Building a beautiful Pangenome
Cool tech and ingenuity are building a beautiful Pangenome. It’s a reference genome representing the full spectrum of human genetic variation.
For twenty years, geneticists at the Human Genome Project have built the Reference Genome to give “the world a resource of detailed information about the structure, organization, and function of the complete set of human genes.”
Looking into the nano-spaces of our genome to get precious information has been tough because DNA is bundled tightly into chromosomes and packed into the tiny nucleus in the cell. Especially difficult to unravel are the telomeres and centromeres.
Telomeres cap the end of our chromosomes. Centromeres are the knotted-looking section in the middle. Both have thousands of tightly wrapped, repeated segments of DNA and hold essential information.
During the past two decades, scientists used NexGen technology to “see” and “read” the exact ATCG sequence on the chromosomes. But Nexgen is a short-read method with fundamental limitations. There are gaps in the sequence data. It can’t make sense of the tightly wrapped telomeres and centromeres, nor can it fully sequence non-coding regions.
With long-read tech, scientists can “see every crater, every color, from something that only had the blurriest understanding of before.” And make thrilling discoveries, “researchers have uncovered more than 100 new genes that may be functional and have identified millions of genetic variations between people. Some of those differences probably play a role in diseases.”

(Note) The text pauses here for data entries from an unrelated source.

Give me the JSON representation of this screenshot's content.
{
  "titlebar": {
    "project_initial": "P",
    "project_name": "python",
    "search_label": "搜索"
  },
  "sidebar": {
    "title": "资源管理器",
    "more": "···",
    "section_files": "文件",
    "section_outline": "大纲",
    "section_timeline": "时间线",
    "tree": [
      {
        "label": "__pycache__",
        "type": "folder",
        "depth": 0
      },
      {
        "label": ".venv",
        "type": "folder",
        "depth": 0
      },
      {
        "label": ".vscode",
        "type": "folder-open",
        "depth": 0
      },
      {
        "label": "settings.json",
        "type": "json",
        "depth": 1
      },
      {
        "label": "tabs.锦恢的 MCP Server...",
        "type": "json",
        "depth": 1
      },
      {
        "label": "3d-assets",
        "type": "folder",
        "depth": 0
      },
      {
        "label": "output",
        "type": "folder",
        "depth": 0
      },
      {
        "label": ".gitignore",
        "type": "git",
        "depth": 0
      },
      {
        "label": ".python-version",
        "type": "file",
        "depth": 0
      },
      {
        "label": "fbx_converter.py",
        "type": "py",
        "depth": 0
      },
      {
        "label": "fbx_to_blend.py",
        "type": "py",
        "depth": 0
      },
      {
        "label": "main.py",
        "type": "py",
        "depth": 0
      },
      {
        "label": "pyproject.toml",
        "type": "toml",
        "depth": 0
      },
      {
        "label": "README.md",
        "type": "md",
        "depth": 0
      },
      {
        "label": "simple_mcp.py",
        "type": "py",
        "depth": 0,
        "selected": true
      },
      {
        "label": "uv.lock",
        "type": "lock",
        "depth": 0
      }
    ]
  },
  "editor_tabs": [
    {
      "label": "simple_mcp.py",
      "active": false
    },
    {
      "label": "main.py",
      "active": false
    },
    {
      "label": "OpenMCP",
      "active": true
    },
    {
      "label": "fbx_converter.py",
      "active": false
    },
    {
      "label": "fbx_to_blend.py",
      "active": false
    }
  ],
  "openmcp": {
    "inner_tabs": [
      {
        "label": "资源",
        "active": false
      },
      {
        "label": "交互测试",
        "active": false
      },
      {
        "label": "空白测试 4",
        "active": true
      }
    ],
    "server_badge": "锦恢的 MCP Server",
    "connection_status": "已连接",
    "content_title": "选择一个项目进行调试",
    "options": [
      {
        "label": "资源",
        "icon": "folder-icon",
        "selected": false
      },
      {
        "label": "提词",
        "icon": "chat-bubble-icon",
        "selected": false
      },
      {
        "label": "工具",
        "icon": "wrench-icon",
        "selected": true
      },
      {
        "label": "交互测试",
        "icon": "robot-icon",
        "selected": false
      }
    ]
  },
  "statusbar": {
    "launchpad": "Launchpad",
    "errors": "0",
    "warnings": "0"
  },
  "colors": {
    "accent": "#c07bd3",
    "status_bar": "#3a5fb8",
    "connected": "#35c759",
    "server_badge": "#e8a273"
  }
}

Advanced sequencing technology also plays a role in addressing the diversity problem. The current Reference Genome DNA is from mostly European populations. It lacks the full spectrum of worldwide genetic variation. So scientists are building a Human Pangenome with long-read tech. They’re accumulating so much data that two projects are set up to sequence, map, and analyze it:
Telomere to Telomere Project fills the gaps by sequencing chromosomes end-to-end from people worldwide with diverse ancestry. They’ve already identified “hundreds of thousands of novel variants per sample — a new frontier for evolutionary and biomedical discovery.” More about the T2T project here.
Human Genome Reference Program will gather “high-quality gapless sequences from ancestrally diverse people.” It will consolidate data from many sources, such as the T2T project. Other researchers are improving sequence technology, and bioinformatics scientists are designing tools for better data analysis. More about the program here.
The Human Pangenome Reference Consortium “aims to issue a new pangenome reference assembly to the international community that reflects the full range of genomic diversity across the globe. We are committed to achieving this goal in a responsible and ethical manner, with explicit attention to community engagement, inclusion, and fair representation.” More about the consortium here.
Put them together, and voila! Pulling data from a wide variety of sources will take years to sort and analyze. The result won’t be just one Reference Genome. What started more than twenty years ago with “the one” will expand into a worldwide compilation of hundreds of data sets — beautiful Pangenomes for a unified representation of the human species.
Finding wonder and beauty in the science of us. From an artistic perspective, we could say scientists are gathering all the subtle hues of human variation. And we are mining the new data for hidden gems. What can we imagine with the full spectrum of human genetic diversity? What would you write, draw, compose, sing about your genome?
The image at the top is an imaginary interpretation of the diversity of the human species. Like a flowering garden under a multi-colored sky, your genome holds undiscovered variety, offering a treasure of possibilities.